Between these two, and off the subject of his own past, comes Benefit of Clergy (Some Notes on Salvador Dali), more specifically on Dali's autobiography, Life.
Some of the incidents in it are flatly incredible, others have been rearranged and romanticised, and not merely the humiliation but the persistent ordinariness of everyday life been cut out. Dali is even by his own diagnosis narcissistic, and his autobiography is simply a strip-tease act conducted in pink limelight.
Orwell proceeds to tear strips off Dali for the self-serving nonsense he spouts throughout the book, along the way examining the quality of art appreciation he has provoked amongst the public and critics, critiquing them in turn. He examines social changes that have transpired which may reveal some of Dali's most powerful motivations and why aristocrats should buy his pictures instead of hunting and making love like their grandfathers, and registers his own disgust with some of Dali's work without in any way demanding it cease.
Short of the dirty post cards that used to be sold in Mediterranean seaport towns, it is doubtful policy to suppress anything, and Dali's fantasies probably cast useful light on the decay of capitalist civilisation.

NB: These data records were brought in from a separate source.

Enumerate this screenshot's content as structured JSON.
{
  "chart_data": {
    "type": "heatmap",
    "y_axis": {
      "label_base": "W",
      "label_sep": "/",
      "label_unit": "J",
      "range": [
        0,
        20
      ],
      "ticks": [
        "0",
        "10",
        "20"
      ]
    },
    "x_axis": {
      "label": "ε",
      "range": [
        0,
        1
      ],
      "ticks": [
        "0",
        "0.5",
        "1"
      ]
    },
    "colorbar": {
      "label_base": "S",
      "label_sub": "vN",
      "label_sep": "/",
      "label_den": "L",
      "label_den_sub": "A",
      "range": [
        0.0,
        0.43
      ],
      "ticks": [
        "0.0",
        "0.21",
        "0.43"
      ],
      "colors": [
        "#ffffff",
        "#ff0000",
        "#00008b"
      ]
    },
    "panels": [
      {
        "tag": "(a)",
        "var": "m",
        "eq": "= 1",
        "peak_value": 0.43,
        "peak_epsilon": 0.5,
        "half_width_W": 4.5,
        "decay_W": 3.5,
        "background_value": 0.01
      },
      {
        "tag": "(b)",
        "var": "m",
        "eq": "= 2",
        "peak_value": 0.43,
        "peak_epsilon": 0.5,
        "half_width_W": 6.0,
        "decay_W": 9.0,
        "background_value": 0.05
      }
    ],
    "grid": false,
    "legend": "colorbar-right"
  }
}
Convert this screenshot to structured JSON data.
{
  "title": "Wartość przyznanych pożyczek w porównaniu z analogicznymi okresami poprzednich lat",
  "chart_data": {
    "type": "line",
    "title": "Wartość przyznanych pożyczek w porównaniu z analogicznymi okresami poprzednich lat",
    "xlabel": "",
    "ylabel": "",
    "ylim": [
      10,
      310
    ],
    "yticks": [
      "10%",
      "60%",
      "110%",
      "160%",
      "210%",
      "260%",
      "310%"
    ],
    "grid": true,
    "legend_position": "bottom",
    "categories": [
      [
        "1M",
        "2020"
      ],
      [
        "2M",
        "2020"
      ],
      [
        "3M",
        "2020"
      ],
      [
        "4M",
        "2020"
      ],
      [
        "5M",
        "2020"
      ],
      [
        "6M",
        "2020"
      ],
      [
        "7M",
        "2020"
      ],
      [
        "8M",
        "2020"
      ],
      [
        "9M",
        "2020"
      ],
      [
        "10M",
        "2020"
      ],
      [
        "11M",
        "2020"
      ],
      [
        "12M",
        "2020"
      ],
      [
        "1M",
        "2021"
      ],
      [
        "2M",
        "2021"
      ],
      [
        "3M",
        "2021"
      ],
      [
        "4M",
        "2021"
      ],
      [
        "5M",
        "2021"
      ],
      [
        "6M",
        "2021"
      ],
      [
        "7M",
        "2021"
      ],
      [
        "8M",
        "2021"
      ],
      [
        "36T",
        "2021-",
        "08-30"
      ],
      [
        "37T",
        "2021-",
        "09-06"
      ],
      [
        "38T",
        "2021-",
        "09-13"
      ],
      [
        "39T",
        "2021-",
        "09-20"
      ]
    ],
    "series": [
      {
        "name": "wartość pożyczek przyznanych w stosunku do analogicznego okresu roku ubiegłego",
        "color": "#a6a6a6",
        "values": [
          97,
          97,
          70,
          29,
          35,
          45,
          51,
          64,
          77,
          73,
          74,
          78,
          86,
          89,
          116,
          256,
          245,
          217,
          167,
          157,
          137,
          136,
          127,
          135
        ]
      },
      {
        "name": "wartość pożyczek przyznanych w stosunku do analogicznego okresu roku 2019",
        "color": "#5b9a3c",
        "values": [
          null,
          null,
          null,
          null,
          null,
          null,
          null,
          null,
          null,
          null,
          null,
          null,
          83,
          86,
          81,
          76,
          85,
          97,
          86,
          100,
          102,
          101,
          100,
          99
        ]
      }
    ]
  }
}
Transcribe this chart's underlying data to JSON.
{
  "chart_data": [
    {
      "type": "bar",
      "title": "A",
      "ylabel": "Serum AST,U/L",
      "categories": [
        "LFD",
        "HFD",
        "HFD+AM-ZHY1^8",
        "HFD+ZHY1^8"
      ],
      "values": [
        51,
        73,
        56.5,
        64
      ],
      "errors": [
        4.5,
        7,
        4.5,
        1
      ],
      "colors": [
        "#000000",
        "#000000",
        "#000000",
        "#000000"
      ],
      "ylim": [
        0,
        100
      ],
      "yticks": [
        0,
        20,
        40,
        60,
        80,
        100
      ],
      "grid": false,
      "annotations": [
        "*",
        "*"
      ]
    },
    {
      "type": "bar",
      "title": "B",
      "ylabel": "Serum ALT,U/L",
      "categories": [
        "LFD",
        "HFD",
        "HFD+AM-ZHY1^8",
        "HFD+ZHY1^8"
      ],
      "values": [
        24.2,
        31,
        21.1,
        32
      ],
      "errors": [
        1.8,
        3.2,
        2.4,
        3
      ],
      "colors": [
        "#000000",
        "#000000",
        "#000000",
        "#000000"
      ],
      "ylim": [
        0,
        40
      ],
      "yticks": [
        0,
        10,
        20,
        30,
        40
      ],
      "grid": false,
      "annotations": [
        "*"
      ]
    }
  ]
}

Seaside post cards are clearly of some interest to Orwell, as three years previously he wrote about The Art of Donald McGill, the man who would be King of the saucy post card. Perhaps there was a sea change in his thinking in 1944 as his earlier opinions come out decidedly on McGill?s side unless the Mediterranean product was less wholesome.
All in all a fascinating window into the workings of Orwell's mind. Clever, witty, concise and analytical. A Brilliant read.
The book is not in print anymore and relatively difficult to get hold of for a reasonable price.